Late producer Steve Albini gave Nirvana In Utero ultimatum

Nirvana have shared a letter of intent they were sent from late producer Steve Albini credit:Bang Showbiz
Nirvana have shared a letter of intent they were sent from late producer Steve Albini credit:Bang Showbiz

Nirvana's acclaimed late music producer, Steve Albini, would only produce their album if there was "no interference from the front office bulletheads".

The studio wizard - who was renowned in the alternative music world - sadly died on Tuesday (07.05.24), after suffering a heart attack at his recording studio, Electrical Audio.

And Nirvana - the classic lineup of which comprised late frontman Kurt Cobain and surviving members Dave Grohl and Krist Novoselic - have shared a letter they received from Albini laying out his conditions and plans to produce what ended up being their much-lauded final LP, 1993’s ‘In Utero’.

Albini was of the belief that it should only take a week to make an album an advised the 'Come As You Are' rockers to ignore all influence from their record label bosses.

He wrote: “I think the very best thing you could do at this point is exactly what you are talking about doing: bang a record out in a couple of days, with high quality but minimal ‘production’ and no interference from the front office bulletheads.

“If that is indeed what you want to do, I would love to be involved.”

The producer insisted he would have "no part" in their record if they were swayed by the corporate machine.

He went on: "If, instead, you might find yourselves in the position of being temporarily indulged by the record company, only to have them yank the chain at some point (hassling you to rework songs/sequences/production, calling-in hired guns to ‘sweeten’ your record, turning the whole thing over to some remix jockey, whatever…) then you’re in for a bummer and I want no part of it.”

Albini insisted their music needed to be authentic and have no outside influence.

He continued: “I’m only interested in working on records that legitimately reflect the band’s own perception of their music and existence.
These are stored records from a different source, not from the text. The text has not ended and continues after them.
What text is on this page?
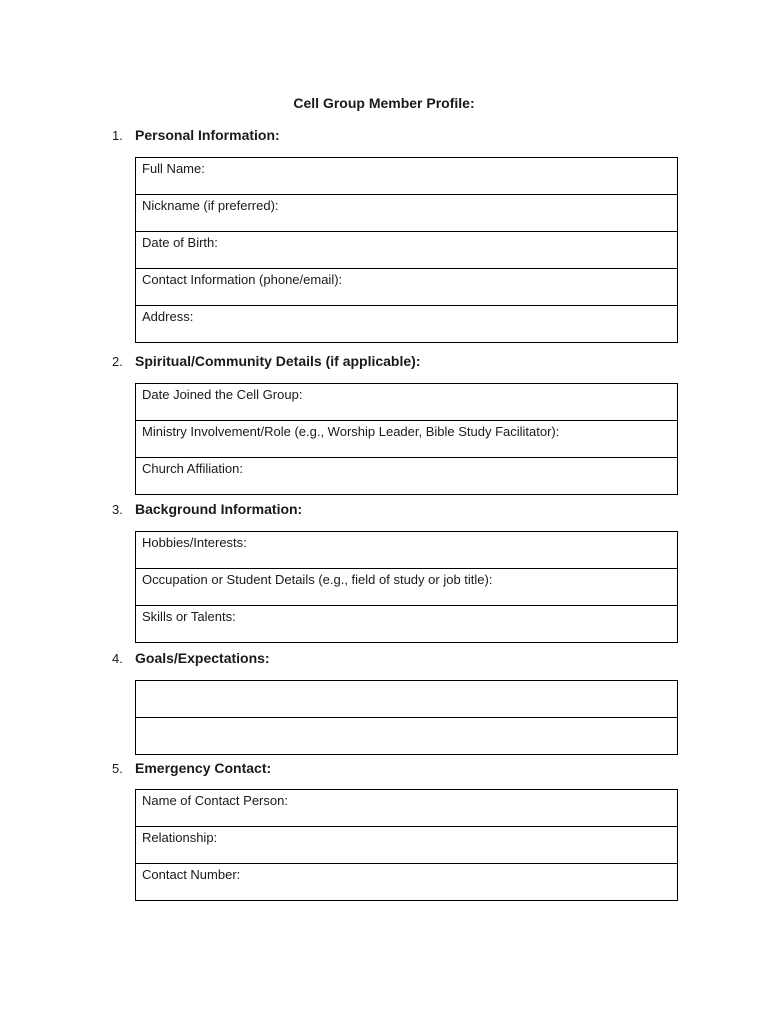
Cell Group Member Profile:
1. Personal Information:
Full Name:
Nickname (if preferred):
Date of Birth:
Contact Information (phone/email):
Address:
2. Spiritual/Community Details (if applicable):
Date Joined the Cell Group:
Ministry Involvement/Role (e.g., Worship Leader, Bible Study Facilitator):
Church Affiliation:
3. Background Information:
Hobbies/Interests:
Occupation or Student Details (e.g., field of study or job title):
Skills or Talents:
4. Goals/Expectations:

5. Emergency Contact:
Name of Contact Person:
Relationship:
Contact Number:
If you will commit yourselves to that as a tenet of the recording methodology, then I will bust my a** for you. I’ll work circles around you.”

And he warned them he was forthcoming with his feedback if they committed a "heaving mistake".

He said: “I consider the band the most important thing, as the creative entity that spawned both the band’s personality and style and as the social entity that exists 24 hours out of each day. I do not consider it my place to tell you what to do or how to play. I’m quite willing to let my opinions be heard (if I think the band is making beautiful progress or a heaving mistake, I consider it part of my job to tell them) but if the band decides to pursue something, I’ll see that it gets done.”

Generous Albini refused to take any royalties from the band and explained he would like to be paid "like a plumber".

He wrote: “I would like to be paid like a plumber: I do the job and you pay me what it’s worth. The record company will expect me to ask for a point or a point and a half. If we assume three million sales, that works out to 400,00 dollars or so. There’s no f****** way I would ever take that much money. I wouldn’t be able to sleep.”

The late musician fronted bands such as Big Black, which Kurt was a huge fan of, Rapeman and Shellac, while he also produced albums for Pixies, PJ Harvey, and Jimmy Page and Robert Plant.